Wednesday, October 15, 2008

Grant Increase Still Ignores Affordability Problems

A major part of the Federal Government’s economic stimulus package is the dramatic increase in the First Home Buyers’ Grant. Along with the other measures, this increase is intended to push money into the economy and thus encourage growth. Equally importantly, the boost to the First Home Buyers’ Grant is also intended to boost activity in the property market, and the additional increase for new construction is an obvious measure to help support the building industry. But will it work?

Prior to the Global Financial Crisis, the idea of increasing the First Home Buyers’ Grant was widely considered to be counter productive because it contributed to price growth at a time when housing unaffordability was already at an extreme level. On top of that, pushing up the demand, and the price, didn’t, and won’t, necessarily increase the supply. On the supply and affordability front, other factors are contributing to the problem.

Affordability has been directly affected by extreme fees and charges imposed by State and Local Authorities. At the same time, supply has been constrained by land release policies, along with inefficient approval processes, which are also a State responsibility. Despite all the concern which has been expressed about affordability over the past few years, the truth is that there are many vested interests in keeping prices up. Developers, Government Authorities, existing property owners all have an interest in values remaining high, regardless of what they might say about affordability. The only people who would benefit from a fall in values are those who have not yet bought and are biding their time, waiting for their opportunity.

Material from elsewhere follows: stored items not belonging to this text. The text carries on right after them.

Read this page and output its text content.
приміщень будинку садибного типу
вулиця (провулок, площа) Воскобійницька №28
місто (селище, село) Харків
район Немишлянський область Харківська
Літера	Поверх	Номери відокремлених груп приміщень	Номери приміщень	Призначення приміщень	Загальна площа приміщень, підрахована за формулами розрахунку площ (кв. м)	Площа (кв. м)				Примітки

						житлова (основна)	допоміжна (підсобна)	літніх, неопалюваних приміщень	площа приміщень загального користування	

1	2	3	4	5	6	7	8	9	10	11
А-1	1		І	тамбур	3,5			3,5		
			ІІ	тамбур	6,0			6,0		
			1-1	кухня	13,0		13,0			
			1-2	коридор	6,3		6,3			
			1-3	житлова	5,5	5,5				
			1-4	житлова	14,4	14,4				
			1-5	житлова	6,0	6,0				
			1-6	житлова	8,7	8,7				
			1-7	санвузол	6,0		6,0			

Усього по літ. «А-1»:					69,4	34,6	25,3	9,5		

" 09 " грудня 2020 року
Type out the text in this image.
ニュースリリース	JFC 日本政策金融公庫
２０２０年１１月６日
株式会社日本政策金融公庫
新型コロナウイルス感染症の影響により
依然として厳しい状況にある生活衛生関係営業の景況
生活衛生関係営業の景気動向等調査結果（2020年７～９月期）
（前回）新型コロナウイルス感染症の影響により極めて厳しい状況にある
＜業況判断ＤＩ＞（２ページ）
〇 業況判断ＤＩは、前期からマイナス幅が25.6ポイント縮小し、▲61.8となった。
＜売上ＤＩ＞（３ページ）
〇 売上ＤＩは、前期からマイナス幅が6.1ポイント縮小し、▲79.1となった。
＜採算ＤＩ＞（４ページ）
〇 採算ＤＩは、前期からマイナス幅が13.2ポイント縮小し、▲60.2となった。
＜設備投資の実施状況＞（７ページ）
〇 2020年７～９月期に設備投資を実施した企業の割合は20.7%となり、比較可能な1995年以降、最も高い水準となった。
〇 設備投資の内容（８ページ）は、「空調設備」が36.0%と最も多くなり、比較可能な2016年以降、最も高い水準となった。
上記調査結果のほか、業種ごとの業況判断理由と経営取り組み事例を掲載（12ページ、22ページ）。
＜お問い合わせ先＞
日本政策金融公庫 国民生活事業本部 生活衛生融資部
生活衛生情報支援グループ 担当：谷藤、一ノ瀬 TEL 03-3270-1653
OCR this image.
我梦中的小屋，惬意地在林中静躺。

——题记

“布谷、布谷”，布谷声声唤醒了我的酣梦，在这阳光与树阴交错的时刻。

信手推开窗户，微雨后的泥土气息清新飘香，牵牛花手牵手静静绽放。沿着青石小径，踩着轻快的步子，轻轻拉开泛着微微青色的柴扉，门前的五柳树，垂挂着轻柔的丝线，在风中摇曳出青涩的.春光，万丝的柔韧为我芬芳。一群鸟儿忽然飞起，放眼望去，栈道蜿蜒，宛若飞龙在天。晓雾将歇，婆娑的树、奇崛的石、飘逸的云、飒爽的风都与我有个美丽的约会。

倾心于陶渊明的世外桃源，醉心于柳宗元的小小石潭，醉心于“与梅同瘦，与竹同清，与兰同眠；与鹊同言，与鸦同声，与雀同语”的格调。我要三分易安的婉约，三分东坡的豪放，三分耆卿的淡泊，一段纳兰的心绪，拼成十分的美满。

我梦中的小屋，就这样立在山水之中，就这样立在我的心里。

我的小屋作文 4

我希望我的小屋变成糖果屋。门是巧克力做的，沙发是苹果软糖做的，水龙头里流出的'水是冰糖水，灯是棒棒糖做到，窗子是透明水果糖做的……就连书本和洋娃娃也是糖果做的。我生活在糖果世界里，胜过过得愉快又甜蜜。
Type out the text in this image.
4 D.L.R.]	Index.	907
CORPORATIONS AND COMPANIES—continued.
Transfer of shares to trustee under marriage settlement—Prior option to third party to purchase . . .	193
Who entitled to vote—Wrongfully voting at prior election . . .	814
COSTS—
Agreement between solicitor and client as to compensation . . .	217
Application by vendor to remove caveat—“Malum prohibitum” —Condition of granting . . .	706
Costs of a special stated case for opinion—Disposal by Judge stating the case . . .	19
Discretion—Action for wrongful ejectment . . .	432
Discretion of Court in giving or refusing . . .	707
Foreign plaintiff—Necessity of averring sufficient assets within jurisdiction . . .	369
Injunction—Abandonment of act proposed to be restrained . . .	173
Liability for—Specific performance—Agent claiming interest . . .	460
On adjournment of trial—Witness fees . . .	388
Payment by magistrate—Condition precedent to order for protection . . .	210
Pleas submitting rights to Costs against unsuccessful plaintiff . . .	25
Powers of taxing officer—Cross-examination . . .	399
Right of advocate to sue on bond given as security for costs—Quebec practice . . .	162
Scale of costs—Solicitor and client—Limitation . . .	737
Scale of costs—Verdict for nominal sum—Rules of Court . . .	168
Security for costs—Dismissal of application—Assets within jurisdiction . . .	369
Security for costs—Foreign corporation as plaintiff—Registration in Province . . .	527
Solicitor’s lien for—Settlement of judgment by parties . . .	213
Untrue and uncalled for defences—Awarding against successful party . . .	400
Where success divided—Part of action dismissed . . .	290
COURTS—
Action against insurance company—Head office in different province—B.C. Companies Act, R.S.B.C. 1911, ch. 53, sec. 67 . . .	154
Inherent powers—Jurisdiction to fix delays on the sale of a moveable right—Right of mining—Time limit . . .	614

The fact is that the housing market is still in a price bubble, partly because of the artificially constrained supply. At some stage, that bubble has to be deflated, either by values falling, or by incomes rising, or a combination of both. Until that happens, there will be many prospective homebuyers who will still be reluctant to enter the market at a time of such uncertainty. Even a $21 000 grant can disappear pretty quickly if 20 or 30 percent disappears from the price of the home you just bought.

For that reason, the increased grant on its own may not be enough to kickstart the building industry, despite the fact that construction is desperately needed.